The Wauconda site evolved from a proposed memorial plaza meant for Gurnee, and the galvanizing person was that village’s former trustee, Kirk Morris. Beginning in 2010, a nonprofit foundation was formed to honor Morris’ son, Geoffrey, a marine killed in Iraq, six years prior. Village officials and the foundation were at odds over the memorial’s progress, instigating a lawsuit, settled in early 2013, with a $200,000 reimbursement to the foundation from the village.

As Morris searched for suitable venues to construct the memorial, the foundation had procured an artifact, the beam, from the New York Port Authority. The agency has overseen the dispersal of materials, from the World Trade Center site. Stored in its warehouses since 2001, pieces and sections have made their way across the country for memorial tableaus. As of 2016, those items are now down to the remaining few for distribution.

“Kirk Morris had lined up the rights to a beam, and approached Mayor (Frank) Bart, asking if we could have it in Wauconda,” said Wauconda Village Administrator Doug Maxeiner. “A volunteer committee was convened to get this off the ground, and that’s what they did. We look at this site, as a piece of civic pride for anyone that lived through 9/11. They can go to the site not only to remember the tragedy, but the heroism of the first responders.

“The first responders and the military were in the direct of fire of this event,” he said.

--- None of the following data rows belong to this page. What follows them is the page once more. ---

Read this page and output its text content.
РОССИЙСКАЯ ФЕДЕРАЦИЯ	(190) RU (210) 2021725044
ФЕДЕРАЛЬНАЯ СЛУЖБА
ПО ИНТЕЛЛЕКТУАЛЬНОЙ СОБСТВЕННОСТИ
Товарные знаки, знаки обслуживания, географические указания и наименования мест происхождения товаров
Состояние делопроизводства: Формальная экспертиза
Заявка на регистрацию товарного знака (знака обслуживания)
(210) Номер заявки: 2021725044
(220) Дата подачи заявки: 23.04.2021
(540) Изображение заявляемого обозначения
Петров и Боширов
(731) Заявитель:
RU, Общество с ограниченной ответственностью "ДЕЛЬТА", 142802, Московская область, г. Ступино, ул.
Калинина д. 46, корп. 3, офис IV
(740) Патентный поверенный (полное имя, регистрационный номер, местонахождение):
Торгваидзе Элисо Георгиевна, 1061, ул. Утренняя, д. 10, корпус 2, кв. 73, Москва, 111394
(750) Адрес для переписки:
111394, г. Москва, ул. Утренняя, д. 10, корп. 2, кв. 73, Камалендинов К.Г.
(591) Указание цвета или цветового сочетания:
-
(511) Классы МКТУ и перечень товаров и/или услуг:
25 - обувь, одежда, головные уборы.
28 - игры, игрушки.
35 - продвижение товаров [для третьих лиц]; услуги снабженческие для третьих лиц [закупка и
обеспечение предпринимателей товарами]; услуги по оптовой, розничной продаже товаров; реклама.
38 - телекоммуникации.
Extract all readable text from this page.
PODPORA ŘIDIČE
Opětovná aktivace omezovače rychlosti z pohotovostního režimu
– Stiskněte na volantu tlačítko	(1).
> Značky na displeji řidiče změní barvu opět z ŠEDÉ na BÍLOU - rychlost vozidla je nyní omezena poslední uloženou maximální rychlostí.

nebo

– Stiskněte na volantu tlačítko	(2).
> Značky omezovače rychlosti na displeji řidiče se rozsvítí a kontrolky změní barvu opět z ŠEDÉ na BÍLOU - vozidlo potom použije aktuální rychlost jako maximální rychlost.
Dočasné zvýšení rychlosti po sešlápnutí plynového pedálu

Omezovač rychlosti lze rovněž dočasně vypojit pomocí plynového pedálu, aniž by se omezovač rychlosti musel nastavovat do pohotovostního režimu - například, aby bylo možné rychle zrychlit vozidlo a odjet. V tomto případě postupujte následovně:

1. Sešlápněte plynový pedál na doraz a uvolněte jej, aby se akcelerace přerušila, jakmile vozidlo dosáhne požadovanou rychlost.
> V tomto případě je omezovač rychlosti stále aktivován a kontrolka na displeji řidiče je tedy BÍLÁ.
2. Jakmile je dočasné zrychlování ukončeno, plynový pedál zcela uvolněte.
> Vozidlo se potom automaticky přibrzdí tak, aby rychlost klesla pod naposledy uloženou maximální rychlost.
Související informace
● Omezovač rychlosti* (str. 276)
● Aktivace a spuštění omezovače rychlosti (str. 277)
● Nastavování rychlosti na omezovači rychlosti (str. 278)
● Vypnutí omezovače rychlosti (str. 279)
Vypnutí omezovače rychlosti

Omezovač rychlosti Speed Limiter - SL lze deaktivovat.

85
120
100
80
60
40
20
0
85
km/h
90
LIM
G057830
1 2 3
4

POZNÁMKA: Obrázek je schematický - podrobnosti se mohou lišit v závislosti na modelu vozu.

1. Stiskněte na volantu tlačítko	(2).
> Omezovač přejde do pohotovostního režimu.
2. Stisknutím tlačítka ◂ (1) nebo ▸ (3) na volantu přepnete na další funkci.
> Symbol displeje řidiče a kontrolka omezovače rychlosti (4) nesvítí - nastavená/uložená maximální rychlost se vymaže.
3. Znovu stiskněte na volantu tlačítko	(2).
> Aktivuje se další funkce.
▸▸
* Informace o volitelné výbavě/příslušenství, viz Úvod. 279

Several design recommendations were made, ultimately incorporating the beam as the centerpiece. The site was chosen for its proximity to the Village Hall, the police and fire stations, and a parking lot.

The Heroes of Freedom Memorial includes a column from the 91st Floor of the World Trade Center, North Tower, set in a Pentagon base adorned with the seal of each branch of the Armed Forces, surrounded by four benches representing each of the four hijacked planes that crashed that morning with landscaping using soil from the flight 93 crash site in Shanksville, Penn., and a wall with the names of those that lost their lives that fateful day.

Evening hours display raised lamps illuminate the steel beam, in the manner of the twin lucent pillars that rose from the World Trade Center to depict the two towers, during the New York observances.

“At last year’s ceremony, we were blessed with a visit by two firefighters from New York, and one of the fire trucks that had been restored,” Homola said. “It had remembrance pieces on it, photos, artifacts. It’s just the feelings you have…and this memorial site makes that day more tangible, more real.”